Bem podem dizer que os resultados do concurso da Direcção Geral das Artes são
provisórios, que o suplemento ainda poderá salvar alguns dos anunciados defuntos,
mas o mal já está feito, ao ignorar o mérito, granjeado ao longo de muitos anos,
por essas companhias (sei do que estou a falar pois assisti a excelentes
espectáculos delas, em especial das de Coimbra). O governo da geringonça está a
tentar fazer, como o governo de Passos Coelho tentou fazer na ciência, uma “poda”
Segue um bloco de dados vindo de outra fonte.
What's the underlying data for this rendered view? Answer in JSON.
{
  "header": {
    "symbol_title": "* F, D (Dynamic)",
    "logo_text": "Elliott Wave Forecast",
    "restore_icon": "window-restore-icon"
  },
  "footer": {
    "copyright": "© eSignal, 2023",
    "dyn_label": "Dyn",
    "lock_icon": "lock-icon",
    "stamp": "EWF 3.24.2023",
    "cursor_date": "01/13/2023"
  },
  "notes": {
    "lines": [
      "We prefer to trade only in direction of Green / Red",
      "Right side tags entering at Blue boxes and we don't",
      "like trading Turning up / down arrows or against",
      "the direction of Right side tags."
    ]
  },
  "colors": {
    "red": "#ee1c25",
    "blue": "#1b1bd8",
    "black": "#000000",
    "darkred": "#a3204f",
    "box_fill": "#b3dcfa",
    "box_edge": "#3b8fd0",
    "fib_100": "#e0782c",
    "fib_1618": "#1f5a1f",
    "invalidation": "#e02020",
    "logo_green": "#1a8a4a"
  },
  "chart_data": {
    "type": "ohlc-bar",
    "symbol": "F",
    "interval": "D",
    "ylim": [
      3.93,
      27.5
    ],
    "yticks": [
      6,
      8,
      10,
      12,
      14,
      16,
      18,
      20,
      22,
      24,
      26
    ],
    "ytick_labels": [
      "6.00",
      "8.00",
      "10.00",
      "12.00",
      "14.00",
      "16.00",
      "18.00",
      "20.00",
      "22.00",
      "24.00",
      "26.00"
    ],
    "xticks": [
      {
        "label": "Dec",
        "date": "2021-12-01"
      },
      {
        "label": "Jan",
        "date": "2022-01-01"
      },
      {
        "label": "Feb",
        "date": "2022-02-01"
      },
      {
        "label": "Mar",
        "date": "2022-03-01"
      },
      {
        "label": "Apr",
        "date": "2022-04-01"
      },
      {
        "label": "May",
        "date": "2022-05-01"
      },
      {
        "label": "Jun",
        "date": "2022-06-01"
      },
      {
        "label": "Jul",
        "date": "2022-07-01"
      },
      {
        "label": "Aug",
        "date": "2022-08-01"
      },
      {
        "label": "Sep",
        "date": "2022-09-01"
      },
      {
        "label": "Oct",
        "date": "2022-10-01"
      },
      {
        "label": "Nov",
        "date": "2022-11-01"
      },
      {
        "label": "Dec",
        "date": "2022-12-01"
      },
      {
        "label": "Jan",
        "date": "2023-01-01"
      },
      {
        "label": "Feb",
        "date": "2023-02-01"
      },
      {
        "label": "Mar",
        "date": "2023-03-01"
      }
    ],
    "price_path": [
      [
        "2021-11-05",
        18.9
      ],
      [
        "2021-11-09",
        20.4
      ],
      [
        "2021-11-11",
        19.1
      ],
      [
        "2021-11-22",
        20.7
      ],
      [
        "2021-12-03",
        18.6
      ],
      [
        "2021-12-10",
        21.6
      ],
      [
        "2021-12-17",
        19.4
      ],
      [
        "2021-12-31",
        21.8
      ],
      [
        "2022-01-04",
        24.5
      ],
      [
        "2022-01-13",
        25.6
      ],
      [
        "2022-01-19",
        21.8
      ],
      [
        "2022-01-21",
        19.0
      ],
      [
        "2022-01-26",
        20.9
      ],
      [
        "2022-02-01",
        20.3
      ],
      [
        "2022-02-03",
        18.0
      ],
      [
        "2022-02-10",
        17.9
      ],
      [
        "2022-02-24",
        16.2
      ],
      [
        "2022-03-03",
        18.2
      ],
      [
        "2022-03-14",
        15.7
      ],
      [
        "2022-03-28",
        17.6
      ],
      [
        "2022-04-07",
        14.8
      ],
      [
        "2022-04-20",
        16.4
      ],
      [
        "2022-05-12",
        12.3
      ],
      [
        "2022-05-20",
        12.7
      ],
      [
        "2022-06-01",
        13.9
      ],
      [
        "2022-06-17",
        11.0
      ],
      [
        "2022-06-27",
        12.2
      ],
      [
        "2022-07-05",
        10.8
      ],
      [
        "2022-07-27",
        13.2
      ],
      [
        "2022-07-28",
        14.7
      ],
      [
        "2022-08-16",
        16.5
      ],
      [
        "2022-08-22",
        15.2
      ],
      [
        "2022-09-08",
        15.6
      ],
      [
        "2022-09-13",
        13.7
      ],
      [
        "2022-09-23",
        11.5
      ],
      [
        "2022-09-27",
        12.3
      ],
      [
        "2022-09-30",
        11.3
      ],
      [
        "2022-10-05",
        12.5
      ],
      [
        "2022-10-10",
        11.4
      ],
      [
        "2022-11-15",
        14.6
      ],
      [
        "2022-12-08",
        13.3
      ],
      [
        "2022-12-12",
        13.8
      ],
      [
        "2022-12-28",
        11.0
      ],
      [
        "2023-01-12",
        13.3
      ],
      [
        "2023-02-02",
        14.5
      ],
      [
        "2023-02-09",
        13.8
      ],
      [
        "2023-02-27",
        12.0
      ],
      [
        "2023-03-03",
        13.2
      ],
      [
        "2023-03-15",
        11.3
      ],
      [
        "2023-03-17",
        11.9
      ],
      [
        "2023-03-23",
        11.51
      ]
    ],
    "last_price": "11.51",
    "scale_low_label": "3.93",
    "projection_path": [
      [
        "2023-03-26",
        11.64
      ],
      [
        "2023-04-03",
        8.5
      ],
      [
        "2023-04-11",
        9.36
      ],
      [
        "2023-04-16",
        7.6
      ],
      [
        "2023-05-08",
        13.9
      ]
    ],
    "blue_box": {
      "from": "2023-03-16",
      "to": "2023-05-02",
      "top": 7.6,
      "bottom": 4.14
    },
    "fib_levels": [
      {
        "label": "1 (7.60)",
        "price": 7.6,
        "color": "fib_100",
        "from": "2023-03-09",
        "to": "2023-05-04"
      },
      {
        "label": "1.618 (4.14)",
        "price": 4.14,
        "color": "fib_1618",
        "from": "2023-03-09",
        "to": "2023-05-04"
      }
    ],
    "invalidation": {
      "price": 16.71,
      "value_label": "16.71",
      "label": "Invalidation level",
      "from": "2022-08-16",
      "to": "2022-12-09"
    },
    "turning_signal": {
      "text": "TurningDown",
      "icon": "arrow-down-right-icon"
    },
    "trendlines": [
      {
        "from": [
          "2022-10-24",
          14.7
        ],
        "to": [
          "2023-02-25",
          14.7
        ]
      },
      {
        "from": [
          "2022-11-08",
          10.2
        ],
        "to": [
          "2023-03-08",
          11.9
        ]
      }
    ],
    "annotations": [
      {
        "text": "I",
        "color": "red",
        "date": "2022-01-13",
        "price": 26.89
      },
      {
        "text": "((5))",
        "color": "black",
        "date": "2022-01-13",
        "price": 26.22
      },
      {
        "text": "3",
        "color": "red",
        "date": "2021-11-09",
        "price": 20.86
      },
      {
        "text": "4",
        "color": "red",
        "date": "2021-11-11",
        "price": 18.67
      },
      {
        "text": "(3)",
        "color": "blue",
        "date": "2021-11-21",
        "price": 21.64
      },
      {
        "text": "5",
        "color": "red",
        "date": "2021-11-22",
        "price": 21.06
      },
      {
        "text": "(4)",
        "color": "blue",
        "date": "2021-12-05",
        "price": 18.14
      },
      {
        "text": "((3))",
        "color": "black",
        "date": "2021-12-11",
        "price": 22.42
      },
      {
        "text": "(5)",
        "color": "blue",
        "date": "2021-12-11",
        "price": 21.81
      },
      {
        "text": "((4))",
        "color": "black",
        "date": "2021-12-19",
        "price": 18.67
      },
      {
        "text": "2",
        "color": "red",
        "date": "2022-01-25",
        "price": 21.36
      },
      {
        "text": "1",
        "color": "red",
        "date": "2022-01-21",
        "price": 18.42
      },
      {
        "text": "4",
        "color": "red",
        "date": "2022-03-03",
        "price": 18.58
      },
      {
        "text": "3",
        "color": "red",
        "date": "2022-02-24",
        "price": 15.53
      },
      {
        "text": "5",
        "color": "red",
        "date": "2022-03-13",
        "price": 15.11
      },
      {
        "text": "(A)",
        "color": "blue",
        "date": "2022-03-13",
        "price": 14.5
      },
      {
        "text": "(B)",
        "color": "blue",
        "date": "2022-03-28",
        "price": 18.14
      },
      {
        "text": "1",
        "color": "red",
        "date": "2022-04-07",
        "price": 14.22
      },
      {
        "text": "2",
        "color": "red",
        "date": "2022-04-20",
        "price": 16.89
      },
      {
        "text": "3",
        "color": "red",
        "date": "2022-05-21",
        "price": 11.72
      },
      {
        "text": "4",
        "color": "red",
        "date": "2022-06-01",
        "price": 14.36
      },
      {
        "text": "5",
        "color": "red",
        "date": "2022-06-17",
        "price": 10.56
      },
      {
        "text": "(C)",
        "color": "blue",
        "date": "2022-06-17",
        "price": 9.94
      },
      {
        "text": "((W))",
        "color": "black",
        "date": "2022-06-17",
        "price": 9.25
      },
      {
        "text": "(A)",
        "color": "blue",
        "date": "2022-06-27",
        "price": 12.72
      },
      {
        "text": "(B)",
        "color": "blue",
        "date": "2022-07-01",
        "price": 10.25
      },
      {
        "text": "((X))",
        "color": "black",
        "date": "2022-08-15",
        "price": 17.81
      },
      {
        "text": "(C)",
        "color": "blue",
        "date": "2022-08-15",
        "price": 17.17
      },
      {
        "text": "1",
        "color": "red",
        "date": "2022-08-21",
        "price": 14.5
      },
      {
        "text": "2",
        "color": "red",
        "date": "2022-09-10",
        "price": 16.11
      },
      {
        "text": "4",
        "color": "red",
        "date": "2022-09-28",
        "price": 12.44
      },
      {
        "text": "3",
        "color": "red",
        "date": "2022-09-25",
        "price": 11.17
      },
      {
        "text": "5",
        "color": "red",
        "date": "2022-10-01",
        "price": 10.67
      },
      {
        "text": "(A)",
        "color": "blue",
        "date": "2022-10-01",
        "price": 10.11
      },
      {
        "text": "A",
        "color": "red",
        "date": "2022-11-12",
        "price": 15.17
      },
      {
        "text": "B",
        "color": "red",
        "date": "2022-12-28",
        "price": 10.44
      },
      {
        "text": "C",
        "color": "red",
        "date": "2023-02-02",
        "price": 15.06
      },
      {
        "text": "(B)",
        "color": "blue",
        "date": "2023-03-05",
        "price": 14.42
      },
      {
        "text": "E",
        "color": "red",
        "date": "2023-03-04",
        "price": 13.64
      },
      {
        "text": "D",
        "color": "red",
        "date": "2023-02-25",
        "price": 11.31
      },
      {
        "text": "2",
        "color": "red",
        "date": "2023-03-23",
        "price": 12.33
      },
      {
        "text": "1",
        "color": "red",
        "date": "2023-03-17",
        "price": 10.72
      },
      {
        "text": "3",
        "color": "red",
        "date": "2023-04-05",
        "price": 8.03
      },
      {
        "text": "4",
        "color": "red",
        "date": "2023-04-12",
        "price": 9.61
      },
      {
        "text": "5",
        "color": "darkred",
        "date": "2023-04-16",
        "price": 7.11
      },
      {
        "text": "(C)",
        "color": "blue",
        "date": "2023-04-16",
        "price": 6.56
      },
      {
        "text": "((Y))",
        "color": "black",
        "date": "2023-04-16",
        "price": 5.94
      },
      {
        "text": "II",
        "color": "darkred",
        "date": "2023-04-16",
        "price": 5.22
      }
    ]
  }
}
nas artes. Na ciência o PSD e CDS queriam extinguir 50% dos centros de investigação,
concentrando os apoios em Lisboa. Nas artes teatrais o governo do PS (apoiado
pelo PCP e pelo BE) anunciou o corte de 44% dos projectos, concentrando também
os apoios na capital. Receio que, tal como na ciência no tempo da troika, a avaliação não seja séria,
tendo-se apenas montado um cruel sistema burocrático para excluir cerca de
metade.
Compreender-se-á melhor a relação entre o
Ministério da Cultura e o teatro se se lembrar que a directora regional de
Cultura do Centro elogiou recentemente uma companhia de Leiria por esta “não incomodar
a administração central" (PÚBLICO, 26/3). Segundo o encenador da Escola da
Noite, a directora não se deixa incomodar, pois "não aparece, não vê,
nunca se interessou". Representa bem a incultura do Estado. Estou atento à
cultura em Coimbra, onde fica a tal Direcção Regional, e não sei quem é nem o
que faz a responsável, que, com as suas irresponsáveis declarações, mais não
fez do que legitimar a actual hecatombe nas artes. Estranhamente o ministro ainda
a mantém no cargo.
O investimento do governo PS em cultura é, de
facto, muito "poucochinho". Por exemplo, o conjunto das autarquias investe
no sector praticamente o dobro do governo central. Espera-se, por isso, que os
governos das cidades afectadas ajudem, na presente emergência, os deserdados do
Ministério da Cultura, não só secundando os justos protestos junto da
administração central, mas também assegurando financiamentos complementares que
minorem as “assimetrias territoriais” reconhecidas pelo OE. As autarquias devem
incomodar o governo e sentir elas próprias o incómodo. Não colhe o argumento da
subsidiodependência pois só um Estado inculto não investe em cultura. A
cultura, aqui como noutros países, depende criticamente de apoios estatais, não
sendo uma questão entre agentes culturais e públicos. O actor Nunes Lopes
resumiu tudo na recente atribuição dos prémios do cinema português, transmitida
a horas mortas na RTP2: “A cultura é uma responsabilidade do Estado. Juntem-se
a nós e façam a vossa parte, senhores governantes."